Pairing

Richard Sheridan (Cofounder and CEO, Menlo Innovations) wrote Joy Inc to share insight into all XP practices that worked for his Org. Here is a summary of his thoughts on pairing.

In the long run, the only sustainable source of competitive advantage is your organization’s ability to learn faster than your competition.

Why do programmers define themselves by a piece of technology? .NET. Java. Why can’t they be just software programmers? Why don’t just use whatever language worked best for the problem we are trying to solve?

Why shouldn’t your technical allegiance lay with whatever technology that worked best for your customer?

That’s why we were able to adjust quickly to the language change brought by iPhones and the App Store. Collaborative, on-the-fly learning is the basis of our competitive advantage. Through pairing, we give our team permission to learn.

Two Heads, Two Hearts, Four Hands, One Computer

Pairing is the foundation of our work style and our learning system.

You may have to fight every one of your managerial instincts to accept pairing. Incredibly inefficient way to organise humans, right? Isn’t it more productive to have each person work separately? Aren’t we paying two people to do one job?

What I have learned is that pairing is one of the most potent managerial tools I have ever discovered because of all the traditional problems it helps solve. Pairing fosters a learning system, builds relationships, eliminates towers of knowledge, simplifies on-boarding of new people, and flushes out performance issues.

In environments where people work alone, serendipity is lost!

Learning to Get Along

Assigning pairs and switching them each week helps avoid a variety of typical team ills that could interfere with learning outcomes. Shyness. Alienation. We avoid clique forming, as everyone gets a chance to work with one another.

Time spent together dispels a lot of misconceptions about one’s fellow teammates. You are going to get to know the person in a deeper way than a general impression could ever accomplish.

Working in pairs also provides an emotional safety net for our employees. Imagine a six year old child on an unfamiliar walk near the edge of a deep, dark forest. The child will stand frozen and frightened, unable to move forward. But place an equally frightened six year old friend beside him and together they may confidently travel this unknown space together, hand in hand. Pairing helps us move into the unknown (a new technology, for ex) with confidence and courage, comforted by the safety such a system provides.

Watch Productivity Raise

There is no loss of productivity with pairing. But tremendous gains as learning goes faster. Such people are quickly unstuck when their partner suggests a different approach. Quality soars with four eagle eyes on the screen, and we achieve superior result in a shorted amount of time.

Working in pairs doesn’t mean that one person gets to slack off while another is glued to the keyboard.
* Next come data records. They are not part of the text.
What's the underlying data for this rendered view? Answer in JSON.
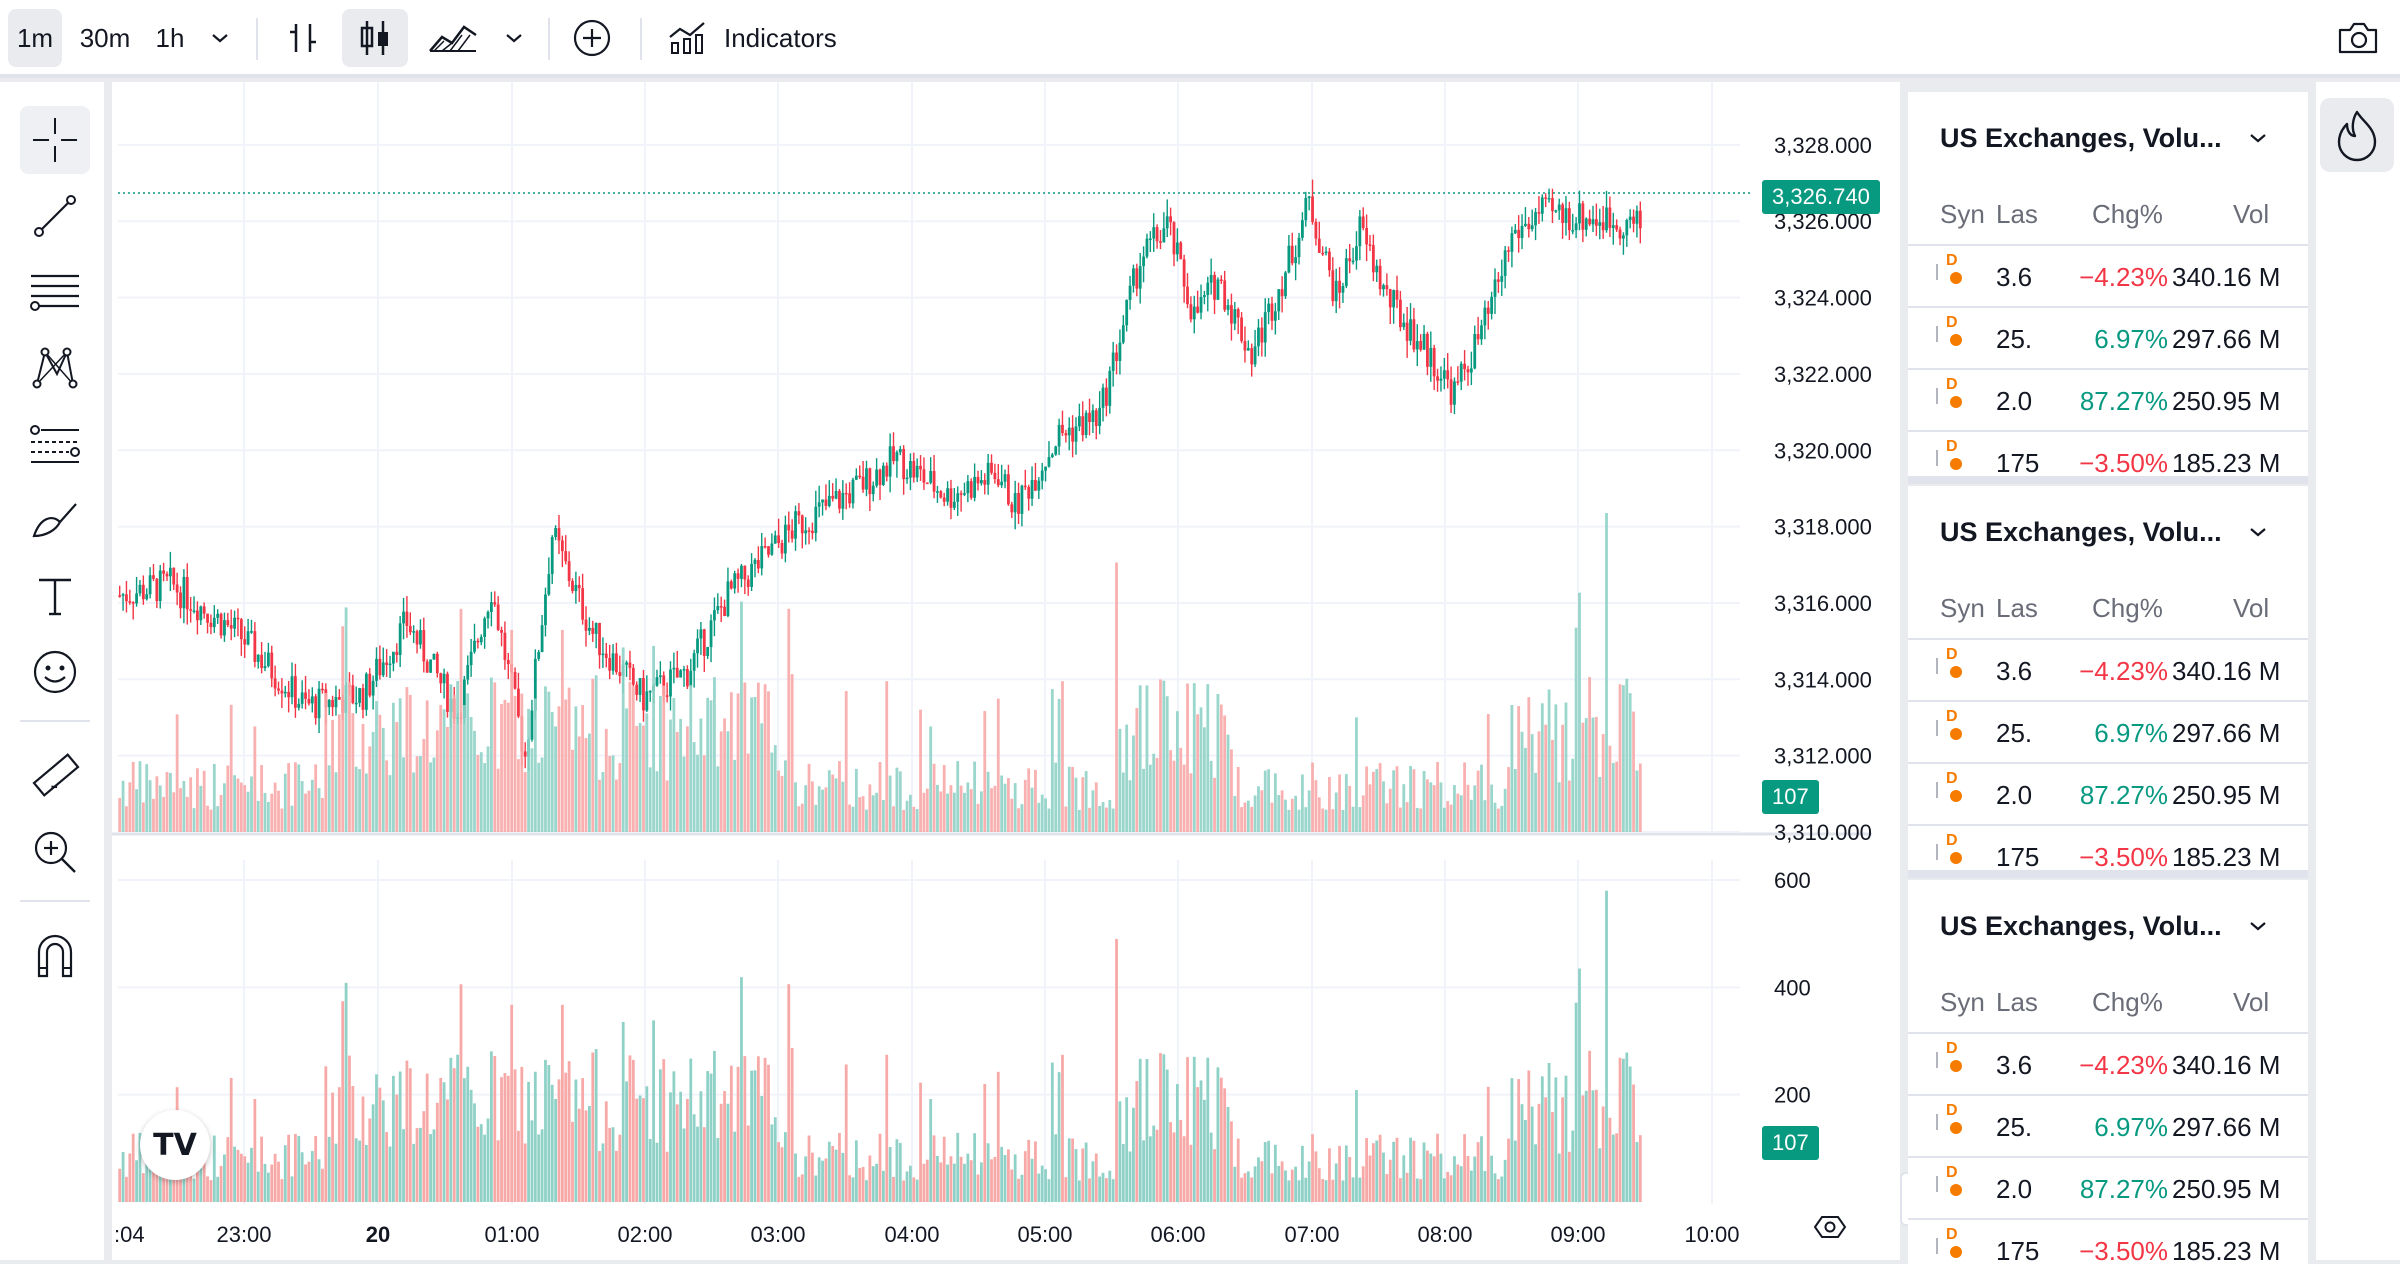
{
  "toolbar": {
    "intervals": [
      "1m",
      "30m",
      "1h"
    ],
    "indicators_label": "Indicators"
  },
  "chart": {
    "last_price_label": "3,326.740",
    "volume_label_top": "107",
    "volume_label_bottom": "107",
    "logo": "TV"
  },
  "chart_data": {
    "type": "candlestick",
    "price_axis": [
      "3,328.000",
      "3,326.000",
      "3,324.000",
      "3,322.000",
      "3,320.000",
      "3,318.000",
      "3,316.000",
      "3,314.000",
      "3,312.000",
      "3,310.000"
    ],
    "price_ylim": [
      3310,
      3328.6
    ],
    "volume_axis": [
      "600",
      "400",
      "200"
    ],
    "volume_ylim": [
      0,
      600
    ],
    "time_axis": [
      ":04",
      "23:00",
      "20",
      "01:00",
      "02:00",
      "03:00",
      "04:00",
      "05:00",
      "06:00",
      "07:00",
      "08:00",
      "09:00",
      "10:00"
    ],
    "last_price": 3326.74,
    "last_volume": 107,
    "path_points": [
      [
        0,
        3316.2
      ],
      [
        15,
        3316.5
      ],
      [
        35,
        3315.2
      ],
      [
        55,
        3313.3
      ],
      [
        72,
        3313.6
      ],
      [
        85,
        3315.5
      ],
      [
        100,
        3313.1
      ],
      [
        110,
        3316.4
      ],
      [
        120,
        3312.0
      ],
      [
        128,
        3317.8
      ],
      [
        140,
        3315.2
      ],
      [
        155,
        3313.5
      ],
      [
        168,
        3314.2
      ],
      [
        180,
        3316.2
      ],
      [
        200,
        3318.0
      ],
      [
        218,
        3319.0
      ],
      [
        230,
        3319.8
      ],
      [
        245,
        3318.8
      ],
      [
        260,
        3319.4
      ],
      [
        265,
        3318.5
      ],
      [
        278,
        3320.4
      ],
      [
        290,
        3320.9
      ],
      [
        302,
        3325.0
      ],
      [
        310,
        3325.9
      ],
      [
        318,
        3323.5
      ],
      [
        325,
        3324.5
      ],
      [
        335,
        3322.5
      ],
      [
        345,
        3324.7
      ],
      [
        352,
        3326.5
      ],
      [
        360,
        3324.0
      ],
      [
        367,
        3325.8
      ],
      [
        375,
        3324.0
      ],
      [
        385,
        3322.8
      ],
      [
        395,
        3321.5
      ],
      [
        405,
        3323.5
      ],
      [
        412,
        3325.6
      ],
      [
        420,
        3326.2
      ],
      [
        435,
        3326.1
      ],
      [
        450,
        3325.9
      ]
    ]
  },
  "watchlist": {
    "panels": [
      {
        "title": "US Exchanges, Volu...",
        "columns": [
          "Syn",
          "Las",
          "Chg%",
          "Vol"
        ],
        "rows": [
          {
            "badge": "D",
            "last": "3.6",
            "chg": "−4.23%",
            "vol": "340.16 M"
          },
          {
            "badge": "D",
            "last": "25.",
            "chg": "6.97%",
            "vol": "297.66 M"
          },
          {
            "badge": "D",
            "last": "2.0",
            "chg": "87.27%",
            "vol": "250.95 M"
          },
          {
            "badge": "D",
            "last": "175",
            "chg": "−3.50%",
            "vol": "185.23 M"
          }
        ]
      },
      {
        "title": "US Exchanges, Volu...",
        "columns": [
          "Syn",
          "Las",
          "Chg%",
          "Vol"
        ],
        "rows": [
          {
            "badge": "D",
            "last": "3.6",
            "chg": "−4.23%",
            "vol": "340.16 M"
          },
          {
            "badge": "D",
            "last": "25.",
            "chg": "6.97%",
            "vol": "297.66 M"
          },
          {
            "badge": "D",
            "last": "2.0",
            "chg": "87.27%",
            "vol": "250.95 M"
          },
          {
            "badge": "D",
            "last": "175",
            "chg": "−3.50%",
            "vol": "185.23 M"
          }
        ]
      },
      {
        "title": "US Exchanges, Volu...",
        "columns": [
          "Syn",
          "Las",
          "Chg%",
          "Vol"
        ],
        "rows": [
          {
            "badge": "D",
            "last": "3.6",
            "chg": "−4.23%",
            "vol": "340.16 M"
          },
          {
            "badge": "D",
            "last": "25.",
            "chg": "6.97%",
            "vol": "297.66 M"
          },
          {
            "badge": "D",
            "last": "2.0",
            "chg": "87.27%",
            "vol": "250.95 M"
          },
          {
            "badge": "D",
            "last": "175",
            "chg": "−3.50%",
            "vol": "185.23 M"
          }
        ]
      }
    ]
  },
  "colors": {
    "up": "#089981",
    "down": "#f23645",
    "vol_up": "#8fd1c7",
    "vol_down": "#f7a9a7",
    "grid": "#f0f3fa"
  }
}
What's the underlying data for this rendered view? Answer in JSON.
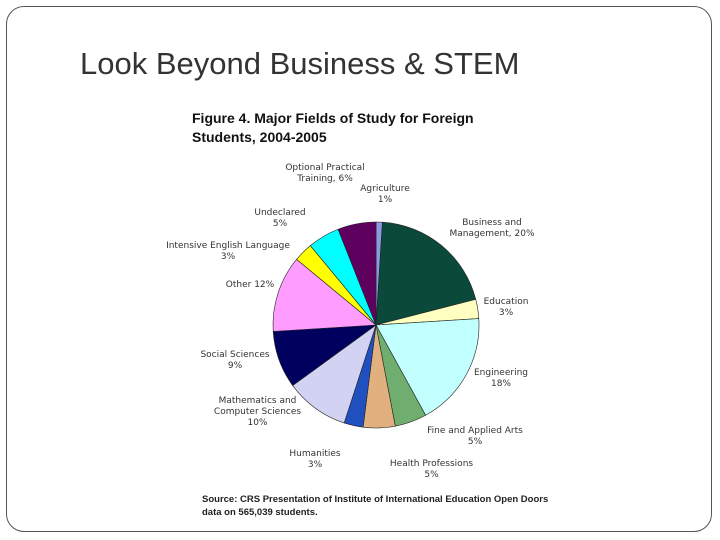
{
  "slide_title": "Look Beyond Business & STEM",
  "chart_data": {
    "type": "pie",
    "title": "Figure 4.  Major Fields of Study for Foreign Students, 2004-2005",
    "categories": [
      "Agriculture",
      "Business and Management,",
      "Education",
      "Engineering",
      "Fine and Applied Arts",
      "Health Professions",
      "Humanities",
      "Mathematics and Computer Sciences",
      "Social Sciences",
      "Other",
      "Intensive English Language",
      "Undeclared",
      "Optional Practical Training,"
    ],
    "values": [
      1,
      20,
      3,
      18,
      5,
      5,
      3,
      10,
      9,
      12,
      3,
      5,
      6
    ],
    "value_labels": [
      "1%",
      "20%",
      "3%",
      "18%",
      "5%",
      "5%",
      "3%",
      "10%",
      "9%",
      "12%",
      "3%",
      "5%",
      "6%"
    ],
    "colors": [
      "#8a9ae0",
      "#0b4a3b",
      "#ffffc2",
      "#c2ffff",
      "#6fae6f",
      "#e0b07e",
      "#2050c0",
      "#d2d2f2",
      "#00005e",
      "#ff9cff",
      "#ffff00",
      "#00ffff",
      "#5e005e"
    ],
    "source": "Source: CRS Presentation of Institute of International Education Open Doors data on 565,039 students."
  }
}
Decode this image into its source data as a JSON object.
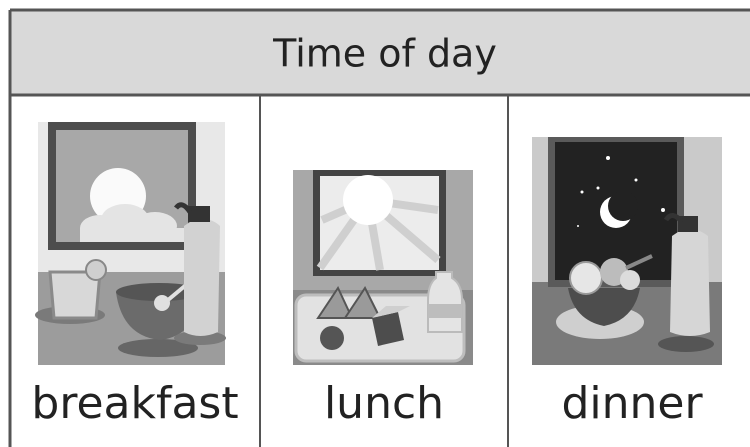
{
  "header": {
    "title": "Time of day"
  },
  "columns": [
    {
      "label": "breakfast"
    },
    {
      "label": "lunch"
    },
    {
      "label": "dinner"
    }
  ]
}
People who have just joined us leave at the end of an 8 hour day looking quite exhausted. When our team is working, distractions fade away — they are really working.

Can We Really Afford All This Learning?

Potential clients often hesitate when I tell them that our team will be learning something new while working on their projects. They tell they don’t want it done on their dime. They may also insist we put only experts on their project. They want people who have a deep understanding of their industry or at least three years of experience in the technology they have chosen.

If this traditional thinking persists, we are likely not a good fit for the client. We believe that relying on deep expertise stifles innovation. We have a deep developed curiosity that allows us to see things that experts easily overlook. This is where our most serious learning occurs. Our inquisitiveness and openness to learn from others help us to learn our client domains quickly — usually to a greater depth than most could begin to imagine. Learning how to learn fast, and as a group, is where out organisation shines.

Tear Down Towers of Knowledge

A board member knows a particular programmer? Must be a tower of knowledge! Keep him happy!! Your job depends on it!

Lest you think that the tower of knowledge enjoys being the centre of attention in this way, think again. What may start out feeling like job security eventually becomes a prison from which he cannot escape. He also becomes a bottleneck of the entire organisation. Many organisations take this risk. Companies goes to unbelievable extremes to protect and coddle their towers of knowledge.

In a paired environment that switches the pairs regularly, this knowledge hoarding just isn’t even a possibility. Pairing, by its nature, eliminates knowledge hoarding. We switch pairs weekly because doing so knocks down towers of knowledge each and every week. Benefits to team member? In 12 years, we never had to deny a single request for time off.

Pairing Pushes Personal Growth

At Menlo, hiring, firing, and promotions decisions are peer led. Good pair partners must be teachers as well as students.

Pairing is the atomic element of our learning organisation. It produces a joy in learning that most of us haven’t experienced in years, perhaps since elementary school, when everything was new and all we had to do was absorb it.